Mike Salamon, former Gencor, BHP executive passes away

Mike Salamon

FORMER Gencor and BHP Billiton executive Miklos (Mike) Salamon passed away earlier this month, according to an announcement on October 25 by GEM Diamonds of which he was an independent non-executive director. He had been battling cancer for several years.

“Mr Salamon had served on the board since 2008 and made an invaluable contribution,” said GEM. “He will be greatly missed by all his colleagues on the board and by those in the company that had the privilege of working with him,” it added.

Born in Budapest in 1955, Salamon graduated with a degree in mining engineering from the University of Witwatersrand [cum laude] in Johannesburg in 1975.

In 1997, he was a co-founding director of Billiton, and oversaw the company’s listing on the London Stock Exchange (LSE) along with Mick Davis and Brian Gilbertson.

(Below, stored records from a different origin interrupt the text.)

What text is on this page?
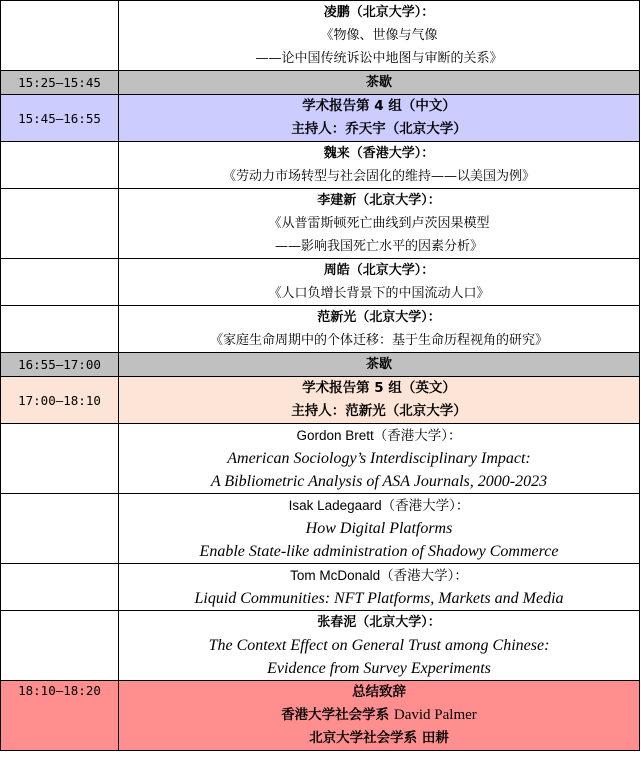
	凌鹏（北京大学）：
《物像、世像与气像
——论中国传统诉讼中地图与审断的关系》

15:25–15:45	茶歇

15:45–16:55	学术报告第 4 组（中文）
主持人：乔天宇（北京大学）

	魏来（香港大学）：
《劳动力市场转型与社会固化的维持——以美国为例》

	李建新（北京大学）：
《从普雷斯顿死亡曲线到卢茨因果模型
——影响我国死亡水平的因素分析》

	周皓（北京大学）：
《人口负增长背景下的中国流动人口》

	范新光（北京大学）：
《家庭生命周期中的个体迁移：基于生命历程视角的研究》

16:55–17:00	茶歇

17:00–18:10	学术报告第 5 组（英文）
主持人：范新光（北京大学）

	Gordon Brett（香港大学）：
American Sociology’s Interdisciplinary Impact:
A Bibliometric Analysis of ASA Journals, 2000-2023

	Isak Ladegaard（香港大学）：
How Digital Platforms
Enable State-like administration of Shadowy Commerce

	Tom McDonald（香港大学）：
Liquid Communities: NFT Platforms, Markets and Media

	张春泥（北京大学）：
The Context Effect on General Trust among Chinese:
Evidence from Survey Experiments

18:10–18:20	总结致辞
香港大学社会学系 David Palmer
北京大学社会学系 田耕
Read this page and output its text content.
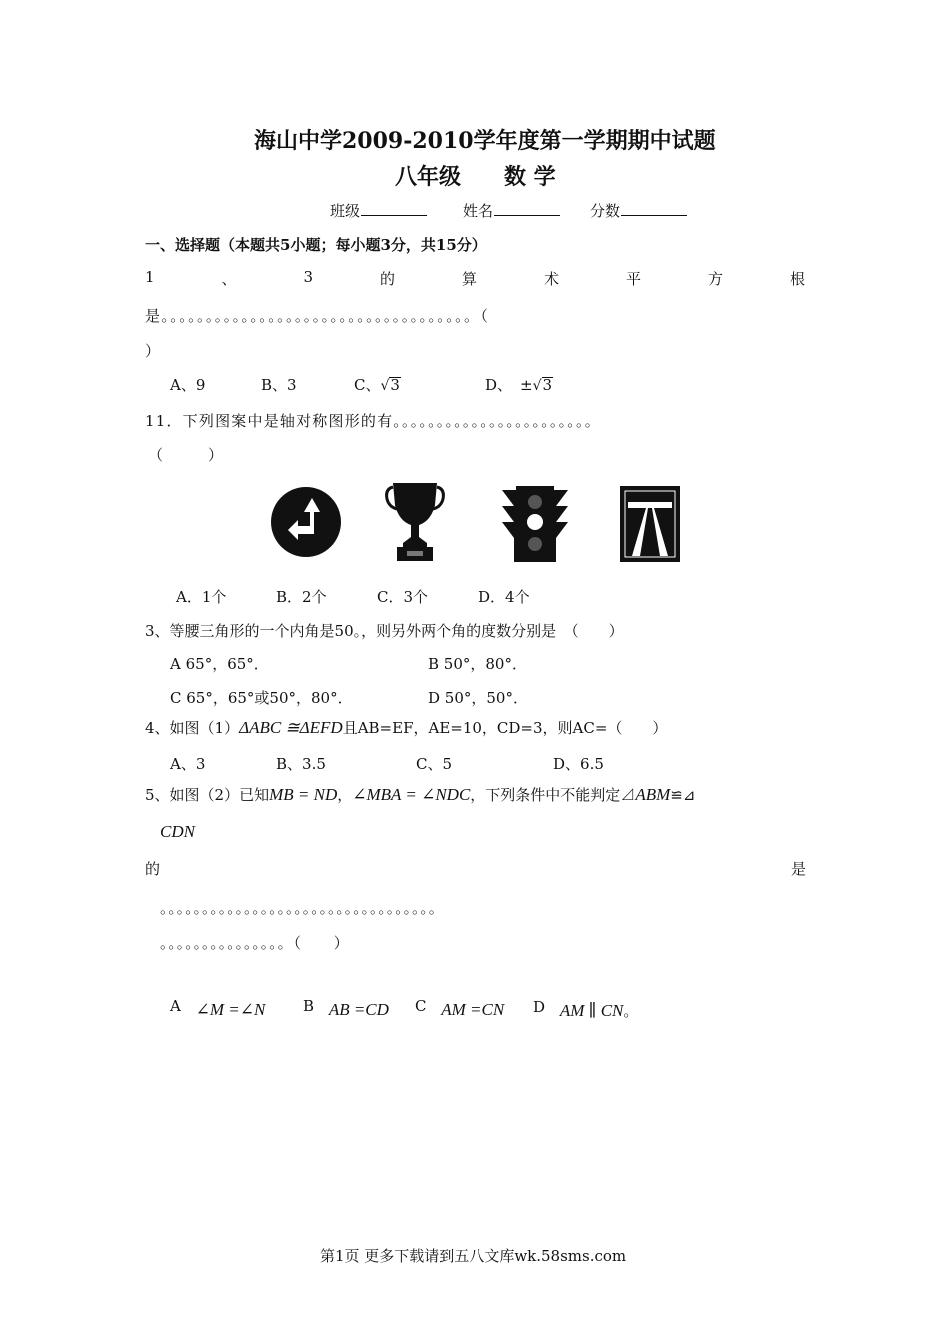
海山中学2009-2010学年度第一学期期中试题
八年级 数 学
班级	姓名	分数
一、选择题（本题共5小题；每小题3分，共15分）
1	、	3	的	算	术	平	方	根
是。。。。。。。。。。。。。。。。。。。。。。。。。。。。。。。。。。。（
）
A、9	B、3	C、√3	D、 ±√3
11．下列图案中是轴对称图形的有。。。。。。。。。。。。。。。。。。。。。。。
（　　　）
A．1个	B．2个	C．3个	D．4个
3、等腰三角形的一个内角是50。，则另外两个角的度数分别是　（　　）
A 65°，65°．	B 50°，80°．
C 65°，65°或50°，80°．	D 50°，50°．
4、如图（1）ΔABC ≅ΔEFD且AB=EF，AE=10，CD=3，则AC=（　　）
A、3	B、3.5	C、5	D、6.5
5、如图（2）已知MB = ND，∠MBA = ∠NDC，下列条件中不能判定⊿ABM≌⊿
CDN
的	是
。。。。。。。。。。。。。。。。。。。。。。。。。。。。。。。。。
。。。。。。。。。。。。。。。（　　）
A ∠M =∠N	B AB =CD C AM =CN D AM ∥ CN。
第1页 更多下载请到五八文库wk.58sms.com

In 2001, he oversaw the merger integration of BHP and Billiton, helping create the world’s biggest mining company.

Salamon retired from his position of executive director at BHP Billiton in 2006. Thereafter he was appointed executive chairman of New World Resources and led its IPO on the LSE in 2008. He retired from this position in 2012 and became a non-executive director of Central Rand Gold, Ferrexpo Plc and Minera las Cenizas. He was appointed to the Gem Diamonds board in February 2008.

A London-based analyst who asked not to be quoted described Salamon as “… one of the most decent guys around”. His real passion was his motorcycle and restoration business which is what we generally talked about. He always remained a normal, humble human being”.

Speaking to The Independent newspaper in 2011, Salamon declared himself not terribly interested in “short-term, cyclical things” when talking about the mining industry, preferring instead to focus on the enormous potential for consumption in China – an outlook that was not popular in that year as a price correction asserted itself in the minerals market, but which has since been born out.

“The millions of guys who try to read tea leaves and whatever – most of them, quite frankly, haven’t the faintest idea,” he told the newspaper.